🤖 AI Summary
To address degraded LiDAR/camera tracking performance under adverse weather, low vertical accuracy and weak motion modeling capability of conventional radar tracking, and the inability of Kalman filtering to adapt to abrupt maneuvers, this paper proposes an end-to-end trajectory prediction and tracking framework based on 4D radar. Our method systematically integrates Bayesian approximate inference across the entire pipeline—including 4D radar detection, data association, and state estimation—for the first time. We design a two-stage Doppler-enhanced data association mechanism and introduce a Transformer-based architecture to model nonlinear vehicle dynamics, thereby overcoming the limitations of linear/Gaussian assumptions. Evaluated on the K-Radar dataset, our approach achieves a 5.7% improvement in AMOTA and significantly enhances tracking robustness and vertical accuracy under rain, snow, and fog conditions.
📝 Abstract
Accurate 3D multi-object tracking (MOT) is vital for autonomous vehicles, yet LiDAR and camera-based methods degrade in adverse weather. Meanwhile, Radar-based solutions remain robust but often suffer from limited vertical resolution and simplistic motion models. Existing Kalman filter-based approaches also rely on fixed noise covariance, hampering adaptability when objects make sudden maneuvers. We propose Bayes-4DRTrack, a 4D Radar-based MOT framework that adopts a transformer-based motion prediction network to capture nonlinear motion dynamics and employs Bayesian approximation in both detection and prediction steps.
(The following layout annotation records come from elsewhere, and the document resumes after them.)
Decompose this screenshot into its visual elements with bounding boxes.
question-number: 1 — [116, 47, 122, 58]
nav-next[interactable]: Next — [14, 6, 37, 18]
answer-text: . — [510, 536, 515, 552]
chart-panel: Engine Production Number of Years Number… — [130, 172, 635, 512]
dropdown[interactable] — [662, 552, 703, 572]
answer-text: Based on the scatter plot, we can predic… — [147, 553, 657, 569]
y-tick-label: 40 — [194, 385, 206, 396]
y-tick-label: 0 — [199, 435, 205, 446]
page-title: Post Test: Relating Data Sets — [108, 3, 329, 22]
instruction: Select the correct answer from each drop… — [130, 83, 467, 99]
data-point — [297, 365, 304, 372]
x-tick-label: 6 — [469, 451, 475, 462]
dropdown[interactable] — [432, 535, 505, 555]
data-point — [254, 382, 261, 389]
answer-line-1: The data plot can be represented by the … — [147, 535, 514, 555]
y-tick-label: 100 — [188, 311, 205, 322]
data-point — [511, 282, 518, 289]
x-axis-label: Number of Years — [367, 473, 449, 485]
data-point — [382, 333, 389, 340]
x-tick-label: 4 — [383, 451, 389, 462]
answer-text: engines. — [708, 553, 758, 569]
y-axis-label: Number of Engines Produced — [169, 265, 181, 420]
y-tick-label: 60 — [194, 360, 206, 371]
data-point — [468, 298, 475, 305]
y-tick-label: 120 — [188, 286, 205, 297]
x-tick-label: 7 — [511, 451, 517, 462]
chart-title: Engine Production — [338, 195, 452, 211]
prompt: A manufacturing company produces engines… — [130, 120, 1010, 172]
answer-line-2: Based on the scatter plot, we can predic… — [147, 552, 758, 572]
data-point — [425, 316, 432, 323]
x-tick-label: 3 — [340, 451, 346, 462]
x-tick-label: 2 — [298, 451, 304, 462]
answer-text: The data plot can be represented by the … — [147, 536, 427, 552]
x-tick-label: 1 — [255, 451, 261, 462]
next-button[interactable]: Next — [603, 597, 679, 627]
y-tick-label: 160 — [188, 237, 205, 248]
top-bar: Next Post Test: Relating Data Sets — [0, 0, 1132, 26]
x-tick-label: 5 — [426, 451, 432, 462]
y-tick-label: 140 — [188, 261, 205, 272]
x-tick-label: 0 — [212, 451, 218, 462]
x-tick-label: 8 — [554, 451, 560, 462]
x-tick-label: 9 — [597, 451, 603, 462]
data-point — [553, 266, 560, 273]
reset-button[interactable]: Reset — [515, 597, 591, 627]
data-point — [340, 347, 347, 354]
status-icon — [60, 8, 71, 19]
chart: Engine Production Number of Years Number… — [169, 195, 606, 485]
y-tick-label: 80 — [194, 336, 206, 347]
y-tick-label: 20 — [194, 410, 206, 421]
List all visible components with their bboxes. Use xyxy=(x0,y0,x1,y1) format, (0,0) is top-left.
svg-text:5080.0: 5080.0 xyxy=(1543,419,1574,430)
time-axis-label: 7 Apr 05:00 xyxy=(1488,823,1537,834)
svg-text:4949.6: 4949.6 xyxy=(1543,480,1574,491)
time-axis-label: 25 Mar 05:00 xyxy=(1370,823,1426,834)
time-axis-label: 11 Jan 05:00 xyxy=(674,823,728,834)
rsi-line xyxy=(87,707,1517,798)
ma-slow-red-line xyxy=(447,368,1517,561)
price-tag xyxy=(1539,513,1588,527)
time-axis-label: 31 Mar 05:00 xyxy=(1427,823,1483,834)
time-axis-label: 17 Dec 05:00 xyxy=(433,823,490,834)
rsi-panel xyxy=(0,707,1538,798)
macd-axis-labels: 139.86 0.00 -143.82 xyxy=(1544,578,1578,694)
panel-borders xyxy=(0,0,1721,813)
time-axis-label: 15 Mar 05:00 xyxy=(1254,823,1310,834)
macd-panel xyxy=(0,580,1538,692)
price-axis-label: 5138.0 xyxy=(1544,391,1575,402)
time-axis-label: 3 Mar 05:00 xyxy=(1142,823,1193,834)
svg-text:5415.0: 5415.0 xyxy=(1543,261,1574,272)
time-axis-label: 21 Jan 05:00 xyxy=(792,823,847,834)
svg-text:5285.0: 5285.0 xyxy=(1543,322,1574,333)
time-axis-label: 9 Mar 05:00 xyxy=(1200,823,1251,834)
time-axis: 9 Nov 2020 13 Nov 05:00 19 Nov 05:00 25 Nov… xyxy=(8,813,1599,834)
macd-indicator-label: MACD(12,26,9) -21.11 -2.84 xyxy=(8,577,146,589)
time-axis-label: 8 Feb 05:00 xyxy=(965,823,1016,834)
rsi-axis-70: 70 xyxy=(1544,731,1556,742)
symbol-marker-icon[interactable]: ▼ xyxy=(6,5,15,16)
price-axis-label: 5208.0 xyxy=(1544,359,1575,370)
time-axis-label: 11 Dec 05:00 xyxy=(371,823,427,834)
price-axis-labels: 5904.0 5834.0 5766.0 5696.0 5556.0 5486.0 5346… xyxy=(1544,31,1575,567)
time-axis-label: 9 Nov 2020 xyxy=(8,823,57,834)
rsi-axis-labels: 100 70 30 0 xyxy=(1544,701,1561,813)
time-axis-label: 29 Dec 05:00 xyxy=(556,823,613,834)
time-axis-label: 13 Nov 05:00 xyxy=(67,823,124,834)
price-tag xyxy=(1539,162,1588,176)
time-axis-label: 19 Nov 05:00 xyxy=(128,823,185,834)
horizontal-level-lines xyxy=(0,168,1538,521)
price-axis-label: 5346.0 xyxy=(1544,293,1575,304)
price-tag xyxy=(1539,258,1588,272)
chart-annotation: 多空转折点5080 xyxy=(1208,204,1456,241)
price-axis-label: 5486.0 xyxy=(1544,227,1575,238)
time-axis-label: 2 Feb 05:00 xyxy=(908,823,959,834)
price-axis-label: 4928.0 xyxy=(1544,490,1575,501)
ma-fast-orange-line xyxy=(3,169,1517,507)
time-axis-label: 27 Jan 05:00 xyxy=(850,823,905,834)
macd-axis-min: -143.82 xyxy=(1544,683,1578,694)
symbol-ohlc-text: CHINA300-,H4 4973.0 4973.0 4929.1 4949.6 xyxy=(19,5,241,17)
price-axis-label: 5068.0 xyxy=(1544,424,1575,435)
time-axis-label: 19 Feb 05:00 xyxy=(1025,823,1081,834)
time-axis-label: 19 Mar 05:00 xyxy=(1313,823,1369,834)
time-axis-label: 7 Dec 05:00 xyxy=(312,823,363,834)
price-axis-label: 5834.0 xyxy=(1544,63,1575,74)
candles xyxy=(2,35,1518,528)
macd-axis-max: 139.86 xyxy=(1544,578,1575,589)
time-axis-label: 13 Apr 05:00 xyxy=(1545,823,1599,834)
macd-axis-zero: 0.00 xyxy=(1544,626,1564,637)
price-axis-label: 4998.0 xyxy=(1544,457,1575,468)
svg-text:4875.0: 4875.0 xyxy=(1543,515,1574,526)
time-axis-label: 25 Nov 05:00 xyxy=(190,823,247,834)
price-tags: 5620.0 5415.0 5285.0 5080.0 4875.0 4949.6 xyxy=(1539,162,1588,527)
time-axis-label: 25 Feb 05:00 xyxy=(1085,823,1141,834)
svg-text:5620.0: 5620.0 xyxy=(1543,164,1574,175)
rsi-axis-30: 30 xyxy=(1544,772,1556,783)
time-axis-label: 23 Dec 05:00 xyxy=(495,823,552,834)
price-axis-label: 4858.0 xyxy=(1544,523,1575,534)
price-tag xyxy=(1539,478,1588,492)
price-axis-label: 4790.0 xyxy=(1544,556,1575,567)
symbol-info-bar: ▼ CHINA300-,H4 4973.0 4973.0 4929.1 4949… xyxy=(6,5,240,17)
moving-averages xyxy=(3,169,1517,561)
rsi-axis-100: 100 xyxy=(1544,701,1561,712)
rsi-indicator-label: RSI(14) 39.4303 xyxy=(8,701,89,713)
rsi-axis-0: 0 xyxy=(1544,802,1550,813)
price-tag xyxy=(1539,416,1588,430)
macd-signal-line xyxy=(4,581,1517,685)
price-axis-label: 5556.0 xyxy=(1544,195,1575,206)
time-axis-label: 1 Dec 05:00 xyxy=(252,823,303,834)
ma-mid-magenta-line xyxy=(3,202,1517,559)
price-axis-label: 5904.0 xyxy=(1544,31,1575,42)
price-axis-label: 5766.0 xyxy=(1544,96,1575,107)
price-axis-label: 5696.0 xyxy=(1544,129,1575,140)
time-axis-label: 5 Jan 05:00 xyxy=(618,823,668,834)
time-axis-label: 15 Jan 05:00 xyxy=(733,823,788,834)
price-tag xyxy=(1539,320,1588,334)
Moreover, our two-stage data association leverages Doppler measurements to better distinguish closely spaced targets. Evaluated on the K-Radar dataset (including adverse weather scenarios), Bayes-4DRTrack demonstrates a 5.7% gain in Average Multi-Object Tracking Accuracy (AMOTA) over methods with traditional motion models and fixed noise covariance. These results showcase enhanced robustness and accuracy in demanding, real-world conditions.